From a point two yards in front of the dangling corpse she’d fled back to where the party had been held, her hair on end in her panic, her arms flailing above her head, her mouth shaping a voiceless cry, her little-girlish green shoes flapping as she trod back over the path of her own midnight shadow that no one else could see, like a film run in reverse. After informing the police, she sobbed silently till they came from her family to fetch her. Thus, when the police had finished their inquiries, it was left to me and my friend’s sturdy old grandmother to perform the last offices for the naked, crimson-headed corpse with the last of its life’s semen drying on its thighs, a corpse surely beyond all salvation. The deceased’s mother had retreated into an imbecilic state and was useless. Just once, as we made to wash off the dead man’s disguise, she showed an unexpected determination and opposed the move. The old woman and I turned away all who came to express condolences, and alone, without interruption, the three of us held a wake for the dead man in whom the myriad cells, once treasurers of his uniqueness, were already in process of swift, furtive disintegration. Like a dam, the dry, parched skin held in the sweet-sour, rosy cells that had dissolved and changed into something indescribable. This crimson-faced corpse of my friend as it lay proudly remote, decomposing on an army-style cot, was filled with a more urgent sense of reality than it had ever had in twenty-seven years of life—life lived pitifully in a diligent effort to pass through the dark tunnel, only to end abruptly before emerging on the other side. The dam of the skin was sentenced to burst. Fermenting clusters of cells were preparing, as a wine is prepared, the real, physical death of the body itself. Those left behind must drink that wine. There was a fascination for me in the close-packed moments that my friend’s body marked off in its relationship with the lily-fragrant bacteria of corruption. As I watched the passage of this pure time on its once-only
flight, I was made aware again of the fragility of that other kind of time, soft and warm as the top of an infant’s head, that admits of repetition.

I couldn’t help feeling envious.

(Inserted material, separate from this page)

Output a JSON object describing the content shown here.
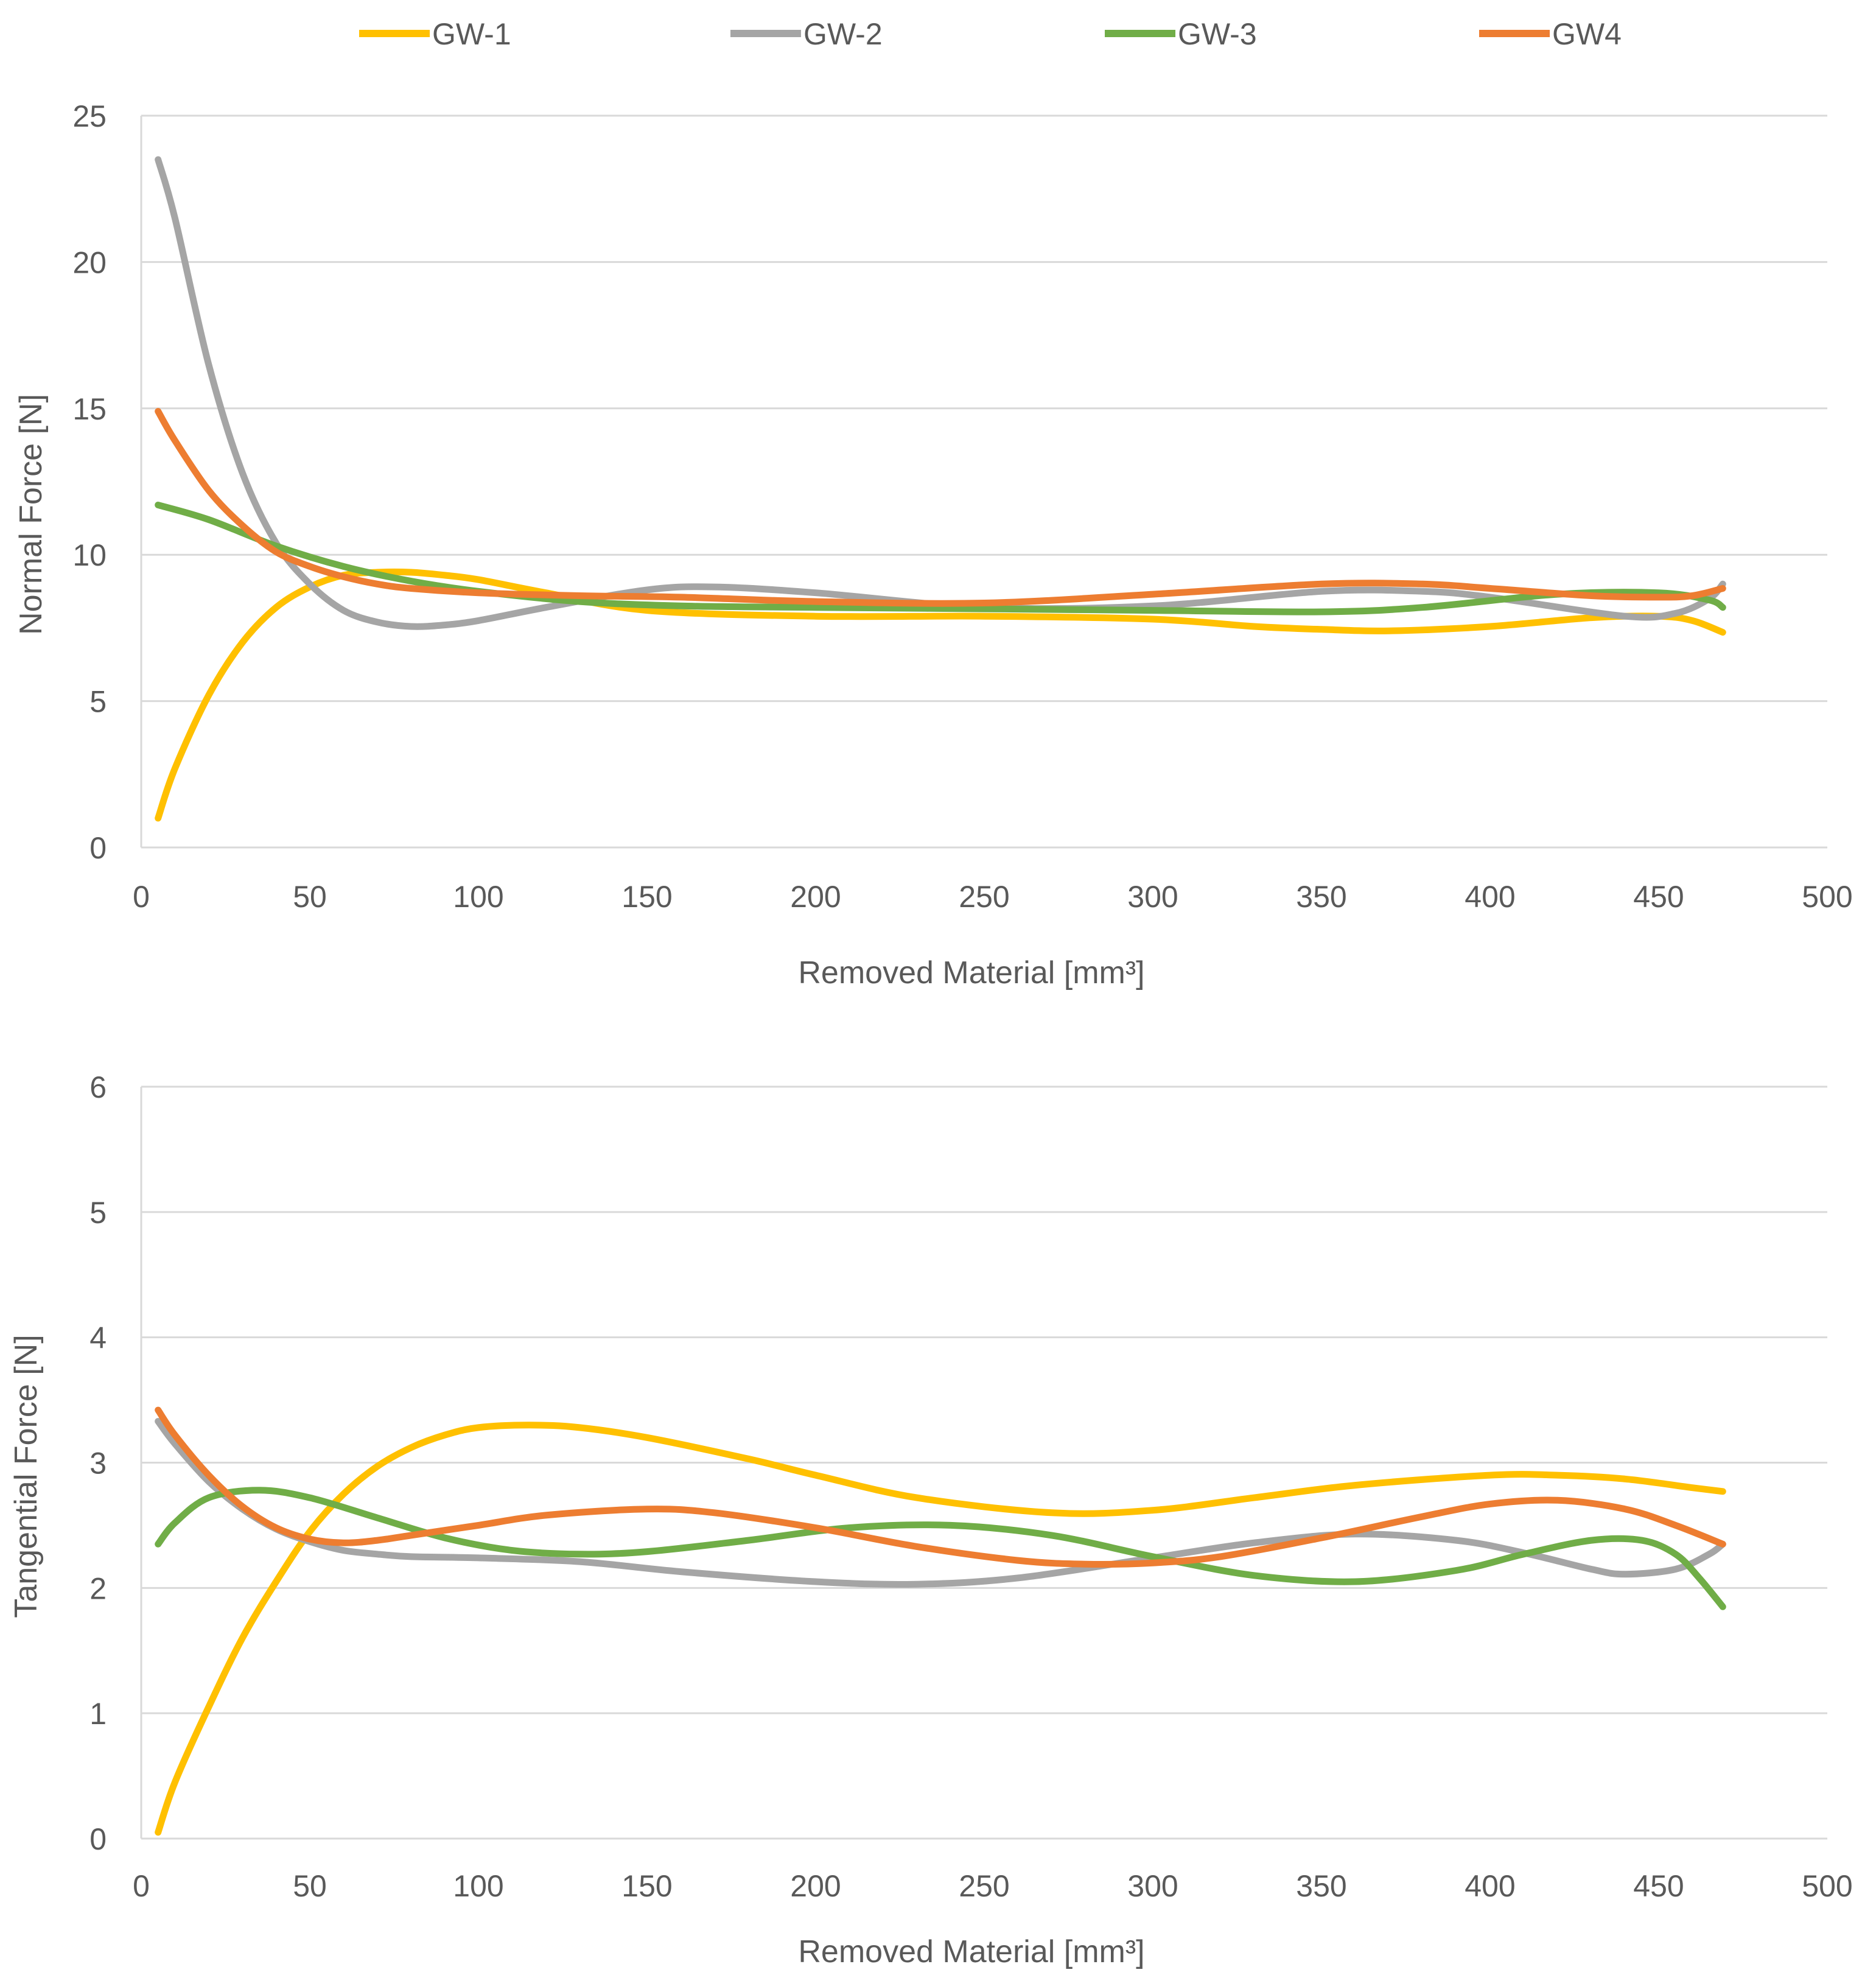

No friend’s eyes would watch, no friend would understand the true meaning of what was happening when I closed my eyes for the last time and my flesh embarked on its own experience of dissolution.

“When he came home from the clinic, I should have persuaded him to go back again,” I said.

“No—the boy couldn’t have stayed there any longer,” his grand-mother replied. “The other mental patients were so impressed with the fine things he’d done there that he couldn’t possibly have remained any longer. You shouldn’t forget that and blame yourself. What’s happened has made it quite plain—it was the best thing possible for him to leave the clinic and lead a free life. If he’d killed himself there, he could never have painted his face red and hanged himself naked, could he? The other patients wouldn’t have let him, they respected him too much.”

“You bear up so well, you’re a great help.”

“Everyone has to die. And in a hundred years nobody’s going to inquire just how most people died. The best thing is to do it in the way that takes your fancy most.”

At the foot of the bed my friend’s mother sat rubbing the corpse’s feet untiringly, her head hunched into her shoulders like a frightened tortoise, and showed no reaction to our conversation. The small features of the flat, vegetable face that so cruelly resembled her dead son were all slack, like melting candy. It seemed to me I’d never seen a face express so immediate or so utter a despair.